I originally had this problem in a bigger project I'm currently working on and I recognized that if I'm doing it this way, all pointers I added previously point to the same element as the last one. But why? I thought that if i add two pointers which point to different integers, they will stay different after adding them to a vector.

Answer 1

The problem was with your scoping. Remove the scopes and you get the expected behaviour:

std::vector<int *> v;
int z = 5;
v.push_back(&z);

int a = 3;
v.push_back(&a);
std::cout << *v[0] << *v[1] << std::endl;

Original code has undefined behaviour:

  std::vector<int*> v;
  {
    int z = 5;
    v.push_back(&z);
  } // here z no longer exists, so you can't dereference it later via *v[0]

Answer 2

This:

{
  int a = 3;
  v.push_back(&a);
}

Results in undefined behavior: you are storing the address of a temporary and using it later. This means anything could happen: the program could print "I'm sorry David, I can't do that."
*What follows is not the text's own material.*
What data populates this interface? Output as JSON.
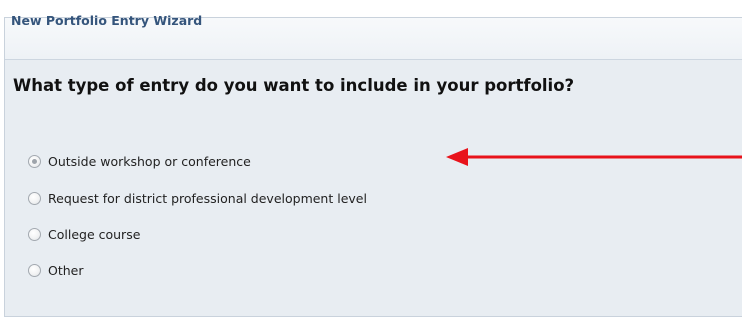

As soon as the scope ends (with }), the lifetime of a ends, and the address it used to occupy is available to be reused. And that is what happens in your code, the same address gets reused so you end up storing the same address twice. But again, undefined behavior means anything could happen. For example, if I compile with optimization enabled on my computer it prints "33" but if I disable optimization it prints "53".